A la sombra de esa universalidad es más fácil, asimismo, el encanallamiento local de las conciencias. Amparados en la impunidad supuesta de su propio poder particular, muchos vasallos caen en la tentación de imitar a su señor, recurriendo, y esto es lo definitivamente perverso, a una brutal apropiación de la palabra democracia que está socavando toda convicción democrática. Así articulada, la escenografía de la mentira exige continuamente carne de cañón para el sacrificio.

Tenemos entre nosotros muchos aprendices de brujo dispuestos a la tarea, empezando, le corresponde este honor, por el presidente del Gobierno. Entre los muchos desvaríos últimos del señor Aznar (nada peor que a un hombrecillo los aduladores le concedan una estatura de estadista y se lo crea), el más desagradable en su obsesión por encontrar, como sus mentores trasatlánticos, carne de cañón adecuada. Y en esa búsqueda uno de los episodios más sórdidos es el de la detención de los 16 magrebíes en Girona acusados de terrorismo y su escandalosa retención posterior. En su momento, tuve la escasa fortuna de oír la noticia en el espectral telediario de TVE y su utilización inmediata por parte de Aznar: ninguna presunción de inocencia, ningún atisbo de separación de poderes, ningún pudor en la manipulación informativa. Palabras inconstitucionales y, de confirmarse la inocencia de los detenidos, posiblemente delictivas.

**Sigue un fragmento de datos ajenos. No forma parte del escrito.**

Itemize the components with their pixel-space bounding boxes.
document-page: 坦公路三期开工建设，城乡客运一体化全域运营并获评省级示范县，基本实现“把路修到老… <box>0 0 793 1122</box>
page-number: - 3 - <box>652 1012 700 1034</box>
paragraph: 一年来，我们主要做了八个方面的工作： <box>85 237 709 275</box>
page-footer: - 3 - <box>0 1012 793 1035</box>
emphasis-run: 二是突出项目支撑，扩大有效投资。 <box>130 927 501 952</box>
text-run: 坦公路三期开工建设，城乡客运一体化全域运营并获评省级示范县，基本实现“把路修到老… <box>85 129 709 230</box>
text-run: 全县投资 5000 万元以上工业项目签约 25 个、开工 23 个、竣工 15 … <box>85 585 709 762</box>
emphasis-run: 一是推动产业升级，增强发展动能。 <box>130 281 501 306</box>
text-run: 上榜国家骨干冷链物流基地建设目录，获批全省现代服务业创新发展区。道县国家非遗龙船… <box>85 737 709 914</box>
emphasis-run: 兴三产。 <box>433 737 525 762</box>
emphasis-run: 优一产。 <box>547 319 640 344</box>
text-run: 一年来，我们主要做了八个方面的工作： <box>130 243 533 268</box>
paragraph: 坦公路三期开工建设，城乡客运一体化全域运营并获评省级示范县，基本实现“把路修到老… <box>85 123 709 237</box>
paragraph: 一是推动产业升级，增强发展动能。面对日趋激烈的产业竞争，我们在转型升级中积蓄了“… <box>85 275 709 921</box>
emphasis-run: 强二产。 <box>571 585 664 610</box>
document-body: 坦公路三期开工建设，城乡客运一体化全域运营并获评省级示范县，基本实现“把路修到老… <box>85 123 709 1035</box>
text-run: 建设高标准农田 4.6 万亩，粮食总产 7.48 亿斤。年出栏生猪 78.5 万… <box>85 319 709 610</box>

Pero la carne de cañón sólo tiene interés para ser sacrificada en la culpabilidad. Inocente, deja de ser carnalidad informativa y es tan sólo un rastro de sufrimiento perdido en una esquina de la actualidad. Y sin embargo, nada debería preocuparnos más que la existencia de carne de cañón para el consumo público. (Por cierto, las autoridades catalanas deberían haber reaccionado con firmeza frente a esta carne de cañón catalana, dado que estos 16 hombres vivían y trabajaban en Cataluña; ¿recuerdan la fórmula?).

Nada debería preocuparnos más puesto que, cuando se admite cobardemente la existencia de carne de cañón, suena la señal que da inicio a la marcha colectiva hacia el sacrificio.